Born in 1945 in Atlantic City, N.J., his father had been a cantor in Vienna before fleeing in 1939. Schwartz attended public school in Atlantic City through fifth grade, followed by Talmudical Academy of Baltimore, where he was exposed to Chabad through the late Lubavitch Rabbi Yitzchok Springer. He had catching up to do in terms of his Jewish studies abilities, but soon excelled, Steve Bailey, a childhood friend and co-founder of Shalhevet High School, said in a phone interview.
He attended college at Yeshiva University, spending his time on the weekends enjoying the folk music scene in Greenwich Village. So began a love with the hippie movement that would stay with him until the end of his days.
“That hippie-ness never left him, and that was a good thing … except it had an overlay of Chassidus and traditional Judaism. It wasn’t free-for-all and free love and that part,” Bailey said. “It was the part that was social and cared about other people.”
While at Yeshiva University, he met Rabbi Boruch Cunin, today the director of Chabad West Coast. The Chabad movement made an impression on Schwartz, and he dropped out of the university to attend the Chabad’s Rabbinical College of America. His relationship with Cunin led him to serving as a Chabad rabbi on the UCLA campus for 16 years.
Schwartz split with the Chabad movement in the late 1980s, but continued a practice, which he’d cultivated through Chabad, of finding Jews where they were, as opposed to waiting for Jews to come to him.
“Instead of having one center, one physical location, he ended up going to thousands of locations. He went into different synagogues, different venues, different homes. He took the idea of Chai Center and made it Judaism-to-go,” Jewish Journal President and longtime friend David Suissa said.

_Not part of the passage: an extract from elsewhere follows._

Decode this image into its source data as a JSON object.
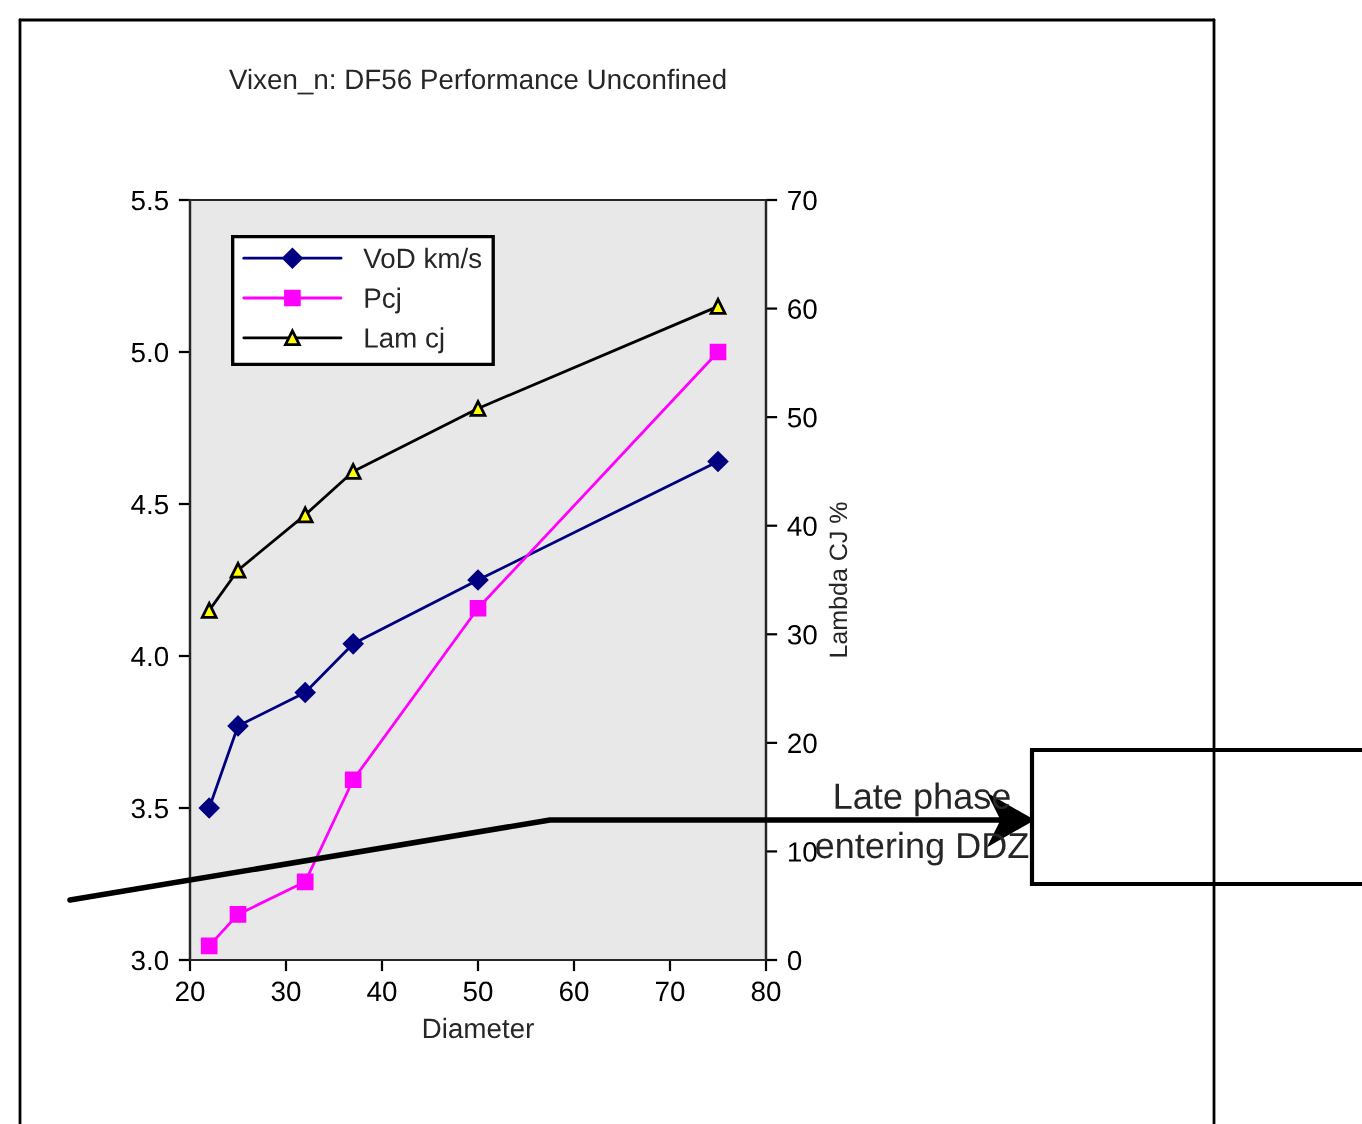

He regularly set up a booth on the Venice boardwalk and offered Jewish astrology readings to the skateboarders, workout enthusiasts and others who frequented the bohemian enclave. Through the Chai Center, he also held Friday night dinners in his house — the event was called Dinner for 60 Strangers — that drew singles and couples.
Bailey, who attended both Talmudical Academy of Baltimore and Yeshiva University with Schwartz, said his friend appealed to people of all backgrounds.
“People loved talking to him and listening to what he had to say. He was very stubborn and kept on people until they’d hear him out and hopefully reconnect with their Jewish identity,” Bailey said.
David Sacks, a television writer and producer (“The Simpsons,” “3rd Rock From the Sun”) and co-founder of the Happy Minyan, a Pico-Robertson Orthodox congregation, was among those attracted to Schwartz’s colorful style.
“He was often in rainbow suspenders with his long red beard and huge smile,” Sacks said. “He was someone who really embodied a joyous Judaism and an embrace of everyone, a genuine love for everyone, especially for, in his words, ‘every Jew that moves.’ ”
Even as his health began to fade and he was confined to a wheelchair, Schwartz continued to show up at Happy Minyan and express his love of life, music and Judaism, Sacks said. He recalled that Schwartz attended Happy Minyan on the last night of Chanukah, which was also New Year’s Eve, and stayed until 2 a.m.
“Till the end, he was going to concerts and plugging into the joy,” Sacks said.
Bailey, for his part, said Schwartz’s mission in life included the fight against intermarriage.
“He was very dedicated for Jews to marrying Jews,” Bailey said. “That’s what he wanted.”
Also among those in the entertainment industry touched by Schwartz was Thomas Barad, an independent film producer who praised Schwartz for his ability to speak the language of everyday people.
“Schwartzie loved all Jews. That was his thing, and he could put it in layman’s terms,” Barad said. “He spoke the language of the ’60s and ’70s. He was hip. He had the lingo, and yet he had a profound knowledge of Torah and he had an understanding of human nature that gave him an entry into people’s hearts very quickly.”
Schwartz was buried on Feb. 10 in Safed, Israel.